Andrew B. Kahng (M'03–SM'07–F'10) received the Ph.D. degree in computer science from the University of California at San Diego, San Diego, CA, USA, in 1989.

He is a Professor with the Computer Science Engineering Department and the Electrical and Computer Engineering Department, University of California at San Diego. His current research interests include IC physical design, the designmanufacturing interface, combinatorial optimization, and technology roadmapping.



Hyein Lee received the B.S. degree in electrical engineering from Yonsei University, Seoul, South Korea, the M.S. degree in electrical engineering from the Korea Advanced Institute of Science and Technology, Daejeon, South Korea, in 2009, and the Ph.D. degree in computer engineering from the University of California at San Diego, San Diego, CA, USA.

From 2009 to 2012, she was with the Design Technology Team, Samsung Electronics, Suwon, South Korea. She is a Research and Development

Engineer with Synopsys Inc., Sunnyvale, CA, USA. Her current research interests include low-power design optimization and the design-manufacturing interface.



**Hamed Fatemi** received the B.Sc. degree from the Electrical and Computer Engineering Department, University of Tehran, Tehran, Iran, in 1998, the M.Sc. degree from the K. N. Toosi University of Technology, Tehran, in 2001, and the Ph.D. degree in computer architecture from the Eindhoven University of Technology, Eindhoven, The Netherlands, in 2007.

He is an Innovation Leader/Department Manager with NXP Semiconductors, San Jose, CA, USA. He has authored and coauthored over 25 U.S. patents,

scientific publications, and presentations. His current research interests include low-power design, multiprocessors, heterogeneous and reconfigurable systems, and variability tolerance design.



**José Pineda de Gyvez** (SM'04–F'09) received the Ph.D. degree from the Eindhoven University of Technology, Eindhoven, The Netherlands, in 1991.

He is a fellow with NXP Semiconductors, Eindhoven, where he coordinates Research and Development efforts on low power design technologies. His industrial responsibilities are positioned at the interface between design and technology.

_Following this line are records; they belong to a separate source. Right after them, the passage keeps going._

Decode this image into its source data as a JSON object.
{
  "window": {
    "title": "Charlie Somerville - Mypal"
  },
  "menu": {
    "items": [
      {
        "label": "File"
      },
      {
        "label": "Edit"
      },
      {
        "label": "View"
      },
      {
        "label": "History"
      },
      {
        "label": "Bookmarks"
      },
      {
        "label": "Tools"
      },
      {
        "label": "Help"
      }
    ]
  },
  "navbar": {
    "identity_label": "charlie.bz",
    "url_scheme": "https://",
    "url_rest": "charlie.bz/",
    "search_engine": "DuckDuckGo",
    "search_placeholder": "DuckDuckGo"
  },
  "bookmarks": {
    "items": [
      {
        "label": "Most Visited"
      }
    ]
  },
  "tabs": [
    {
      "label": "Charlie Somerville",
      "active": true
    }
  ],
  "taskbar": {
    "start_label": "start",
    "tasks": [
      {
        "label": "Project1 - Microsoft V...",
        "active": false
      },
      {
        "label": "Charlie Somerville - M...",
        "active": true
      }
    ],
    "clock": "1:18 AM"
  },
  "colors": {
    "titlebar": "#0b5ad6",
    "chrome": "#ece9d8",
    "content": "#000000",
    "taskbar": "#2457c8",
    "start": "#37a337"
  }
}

He also holds the professorship Resilient Nanoelectronics (part-time) with the Department of Electrical Engineering, Eindhoven University of

Technology. This professorship fills a gap between industry and academia by bringing industrial knowledge into classrooms, and open innovation into NXP. He was a Faculty Member with the Department of Electrical Engineering, Texas A&M University, College Station, TX, USA. He has over 150 publications in the fields of low power IC design, analog signal processing, and design for manufacturability and test. He has coauthored 4 books, and has over 20 U.S. granted patents.

Dr. Pineda de Gyvez has been an Associate Editor for several IEEE TRANSACTIONS and is often involved in program and steering committees of international symposiums. He is also an Editorial Board Member of the JOURNAL OF LOW POWER ELECTRONICS.